UNESCO Dünya Mirası Listesi'nde yer alan cami, hem ibadet hem de kültürel ziyaret imkanı sunuyor.
Caminin alt katı sadece ibadete ayrılırken, üst kat Kültür ve Turizm Bakanlığı ve Vakıflar Genel Müdürlüğü koordinasyonunda turistlerin ziyaretine açık tutuluyor.
Caminin alt katının Müslümanların ibadetine ayrıldığını ifade eden Arpaguş, bu şekilde ziyaret edenler ve ibadet etmek isteyenler arasındaki karmaşanın önüne geçildiği dile getirdi.
İstanbul Müftüsü Arpaguş, Ayasofya’nın tarih boyunca etrafındaki medreseleriyle bir ilim yuvası olduğunu vurgulayarak, bu geleneğin yeniden canlandırıldığını söyledi.

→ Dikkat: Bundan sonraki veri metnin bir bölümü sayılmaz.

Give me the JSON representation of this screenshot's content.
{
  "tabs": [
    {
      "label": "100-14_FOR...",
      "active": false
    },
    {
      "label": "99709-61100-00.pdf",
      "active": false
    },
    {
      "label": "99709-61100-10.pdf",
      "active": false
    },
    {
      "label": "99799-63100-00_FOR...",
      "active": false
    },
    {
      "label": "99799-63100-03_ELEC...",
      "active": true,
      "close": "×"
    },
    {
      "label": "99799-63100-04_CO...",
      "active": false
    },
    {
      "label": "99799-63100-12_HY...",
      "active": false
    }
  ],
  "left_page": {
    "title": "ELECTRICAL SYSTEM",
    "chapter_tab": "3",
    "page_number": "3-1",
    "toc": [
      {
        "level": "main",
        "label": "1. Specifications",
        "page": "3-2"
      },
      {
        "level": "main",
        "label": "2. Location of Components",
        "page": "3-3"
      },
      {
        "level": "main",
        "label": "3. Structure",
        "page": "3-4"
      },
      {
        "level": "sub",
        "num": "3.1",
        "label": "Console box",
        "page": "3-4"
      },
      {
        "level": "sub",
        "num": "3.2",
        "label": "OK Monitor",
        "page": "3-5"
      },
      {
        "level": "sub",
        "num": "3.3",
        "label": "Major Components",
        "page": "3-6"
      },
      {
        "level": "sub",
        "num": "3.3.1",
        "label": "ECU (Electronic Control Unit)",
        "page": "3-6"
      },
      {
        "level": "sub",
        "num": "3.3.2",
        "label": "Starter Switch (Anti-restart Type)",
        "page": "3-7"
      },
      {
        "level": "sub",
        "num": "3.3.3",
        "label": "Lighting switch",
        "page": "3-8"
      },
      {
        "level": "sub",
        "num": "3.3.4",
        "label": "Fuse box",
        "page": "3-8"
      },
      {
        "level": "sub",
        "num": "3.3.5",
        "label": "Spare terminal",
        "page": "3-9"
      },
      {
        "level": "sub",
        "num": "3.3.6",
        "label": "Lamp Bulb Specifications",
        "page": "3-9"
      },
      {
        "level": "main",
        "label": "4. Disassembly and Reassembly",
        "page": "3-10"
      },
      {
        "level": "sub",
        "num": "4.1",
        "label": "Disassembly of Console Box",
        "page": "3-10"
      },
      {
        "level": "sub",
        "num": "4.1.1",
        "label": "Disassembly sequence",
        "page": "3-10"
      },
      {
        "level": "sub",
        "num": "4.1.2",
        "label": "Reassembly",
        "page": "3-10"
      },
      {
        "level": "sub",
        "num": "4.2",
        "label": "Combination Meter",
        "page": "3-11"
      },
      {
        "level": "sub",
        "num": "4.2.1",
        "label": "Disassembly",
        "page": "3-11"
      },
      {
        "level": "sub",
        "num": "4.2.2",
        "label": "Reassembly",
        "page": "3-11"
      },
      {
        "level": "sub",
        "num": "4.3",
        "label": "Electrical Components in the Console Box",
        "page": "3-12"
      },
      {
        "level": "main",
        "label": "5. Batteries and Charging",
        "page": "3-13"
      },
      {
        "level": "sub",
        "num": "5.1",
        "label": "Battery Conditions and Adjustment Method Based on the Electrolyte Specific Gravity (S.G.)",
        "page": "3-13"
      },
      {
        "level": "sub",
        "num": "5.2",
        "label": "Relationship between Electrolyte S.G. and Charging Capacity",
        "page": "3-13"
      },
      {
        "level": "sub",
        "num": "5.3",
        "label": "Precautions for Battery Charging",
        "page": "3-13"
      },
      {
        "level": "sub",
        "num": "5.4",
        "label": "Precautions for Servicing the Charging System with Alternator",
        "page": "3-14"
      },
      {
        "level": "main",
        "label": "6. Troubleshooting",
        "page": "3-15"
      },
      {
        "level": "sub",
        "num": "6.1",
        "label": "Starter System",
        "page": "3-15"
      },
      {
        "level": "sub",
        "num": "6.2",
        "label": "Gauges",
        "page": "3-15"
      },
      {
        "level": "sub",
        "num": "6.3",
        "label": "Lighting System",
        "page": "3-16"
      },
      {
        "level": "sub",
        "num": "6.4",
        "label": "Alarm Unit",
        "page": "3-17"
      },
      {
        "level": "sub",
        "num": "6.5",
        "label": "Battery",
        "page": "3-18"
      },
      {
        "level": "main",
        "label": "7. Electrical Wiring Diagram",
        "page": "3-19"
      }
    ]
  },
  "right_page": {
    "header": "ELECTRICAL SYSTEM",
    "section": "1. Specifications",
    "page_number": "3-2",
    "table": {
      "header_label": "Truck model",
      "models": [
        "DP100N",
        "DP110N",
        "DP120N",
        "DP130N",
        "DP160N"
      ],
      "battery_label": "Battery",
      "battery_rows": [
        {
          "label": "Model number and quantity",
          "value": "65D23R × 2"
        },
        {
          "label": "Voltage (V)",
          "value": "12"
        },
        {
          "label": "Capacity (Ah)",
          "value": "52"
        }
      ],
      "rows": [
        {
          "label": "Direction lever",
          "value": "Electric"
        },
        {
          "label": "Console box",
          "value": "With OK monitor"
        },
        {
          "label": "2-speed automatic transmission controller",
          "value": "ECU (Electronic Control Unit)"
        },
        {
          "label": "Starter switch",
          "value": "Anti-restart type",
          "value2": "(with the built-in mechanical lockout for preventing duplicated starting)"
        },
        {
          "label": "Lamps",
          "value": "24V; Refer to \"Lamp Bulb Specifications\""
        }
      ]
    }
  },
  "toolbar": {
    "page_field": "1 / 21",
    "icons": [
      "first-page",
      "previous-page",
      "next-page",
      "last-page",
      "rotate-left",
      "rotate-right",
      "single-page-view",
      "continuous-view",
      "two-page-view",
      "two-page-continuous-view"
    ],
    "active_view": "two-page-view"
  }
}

Yeniden cami statüsünün kazanılmasının ardından söz konusu geleneği canlandırmak amacıyla çalışmalara başladıklarını aktaran Arpaguş, "İlk aşamada tefsir, hadis ve kıraat dersleri başlattık. Bugün, Ayasofya-i Kebir Cami-i Şerifi'nde her cuma hikmet dersleri, cumartesi günleri öğle vakti ise Buhari-i Şerif hadis dersleri yapılıyor." dedi.